Zinc prices held steady on Thursday as the market absorbed conflicting signals: bullish supply tightness on one hand and moderating demand expectations on the other. LME three-month zinc settled at $3,624.5/mt, virtually unchanged from Wednesday's close. The metal has traded in a tight $3,580-3,660 range since June 1, reflecting a market in equilibrium between different fundamental forces.
The bullish case for zinc rests on two pillars. First, concentrate supply remains extremely tight, with spot TCs at approximately $30/dmt, down from $150/dmt in early 2024. Smelters are operating at thin margins, and any production disruption could cause immediate refined metal shortages. Second, LME inventories at 153,000 tonnes are near multi-year lows, with the cancel warrant ratio at 18% signaling further potential draws.
On the bearish side, refined zinc output has proven resilient. Global production rose 2.1% year-on-year in Q2 2026, as Chinese smelters maximized output despite thin TC margins. European smelters, helped by lower energy costs, are running at 82% capacity utilization, up from 70% in 2025.

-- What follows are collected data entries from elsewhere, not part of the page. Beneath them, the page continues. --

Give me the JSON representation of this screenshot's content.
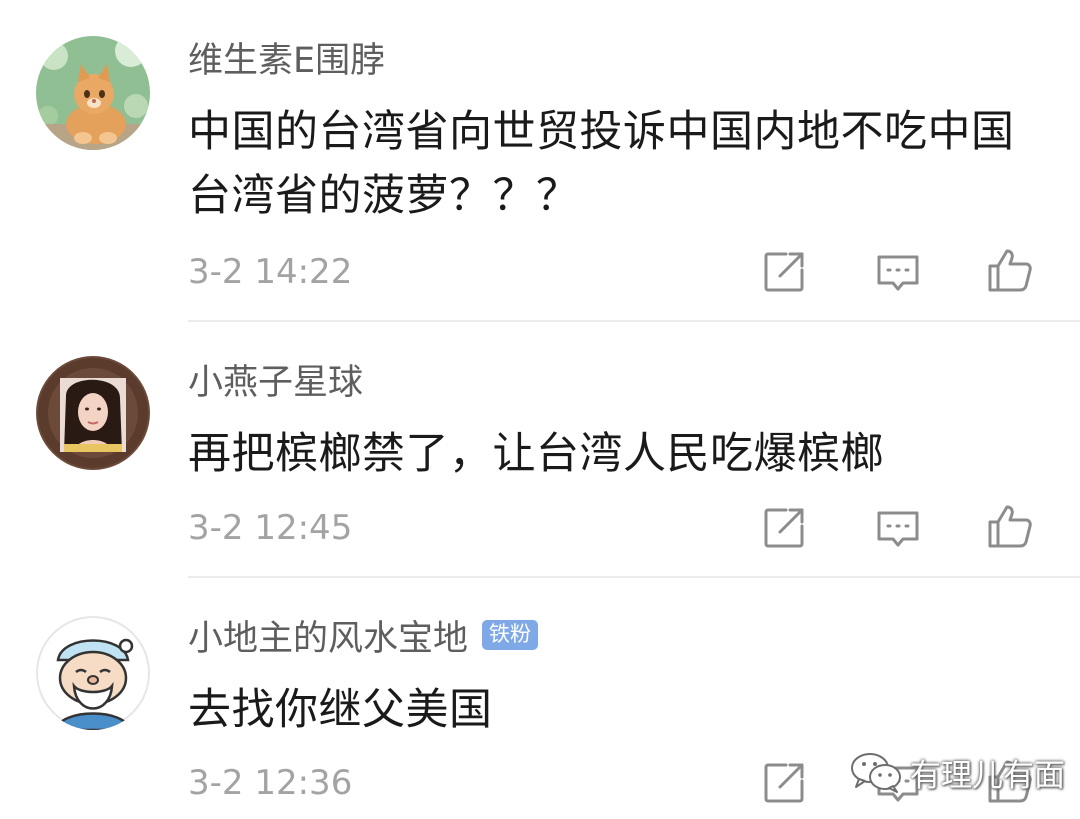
{
  "comments": [
    {
      "username": "维生素E围脖",
      "text": "中国的台湾省向世贸投诉中国内地不吃中国台湾省的菠萝？？？",
      "time": "3-2 14:22",
      "badge": "",
      "avatar": "cat-avatar"
    },
    {
      "username": "小燕子星球",
      "text": "再把槟榔禁了，让台湾人民吃爆槟榔",
      "time": "3-2 12:45",
      "badge": "",
      "avatar": "woman-avatar"
    },
    {
      "username": "小地主的风水宝地",
      "text": "去找你继父美国",
      "time": "3-2 12:36",
      "badge": "铁粉",
      "avatar": "cartoon-old-man-avatar"
    }
  ],
  "actions": [
    "share-icon",
    "comment-icon",
    "like-icon"
  ],
  "watermark": {
    "icon": "wechat-icon",
    "text": "有理儿有面"
  },
  "colors": {
    "username": "#5e5e5e",
    "body": "#1a1a1a",
    "timestamp": "#a3a3a3",
    "badge": "#7fa9e6",
    "divider": "#ececec"
  }
}
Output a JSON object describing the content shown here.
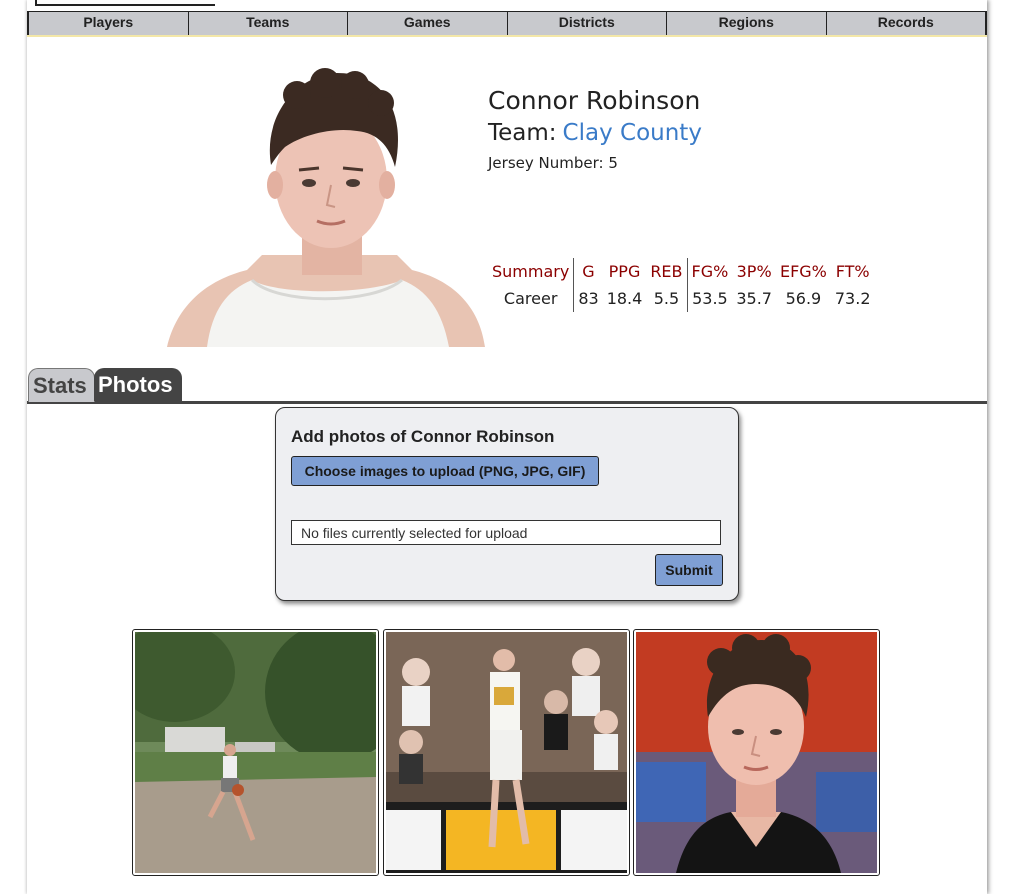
{
  "nav": {
    "items": [
      {
        "label": "Players"
      },
      {
        "label": "Teams"
      },
      {
        "label": "Games"
      },
      {
        "label": "Districts"
      },
      {
        "label": "Regions"
      },
      {
        "label": "Records"
      }
    ]
  },
  "player": {
    "name": "Connor Robinson",
    "team_prefix": "Team:",
    "team": "Clay County",
    "jersey": "Jersey Number: 5",
    "headshot_icon": "player-headshot-image"
  },
  "summary": {
    "headers": [
      "Summary",
      "G",
      "PPG",
      "REB",
      "FG%",
      "3P%",
      "EFG%",
      "FT%"
    ],
    "row": [
      "Career",
      "83",
      "18.4",
      "5.5",
      "53.5",
      "35.7",
      "56.9",
      "73.2"
    ]
  },
  "tabs": {
    "stats": "Stats",
    "photos": "Photos",
    "active": "Photos"
  },
  "upload": {
    "title": "Add photos of Connor Robinson",
    "choose_label": "Choose images to upload (PNG, JPG, GIF)",
    "file_status": "No files currently selected for upload",
    "submit_label": "Submit"
  },
  "photos": [
    {
      "icon": "outdoor-court-photo"
    },
    {
      "icon": "game-action-photo"
    },
    {
      "icon": "portrait-photo"
    }
  ],
  "colors": {
    "nav_bg": "#c8c9cd",
    "link": "#3a7bc8",
    "stat_header": "#8b0000",
    "button": "#7f9fd4",
    "tab_active": "#444444"
  }
}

The cash-to-three-month backwardation on LME zinc narrowed to $5/mt from $12/mt last week, suggesting easing nearby tightness. However, the market remains structurally backwardated for the front three months.
The tight TC market signals that zinc smelter output faces downside risk. Buyers should secure Q3 supply now, as backwardation tends to widen when concentrate shortages force smelter cuts. Consider rolling fixed-price contracts with quarterly pricing to avoid paying spot premiums. The $3,400-3,600 range offers reasonable entry for hedging.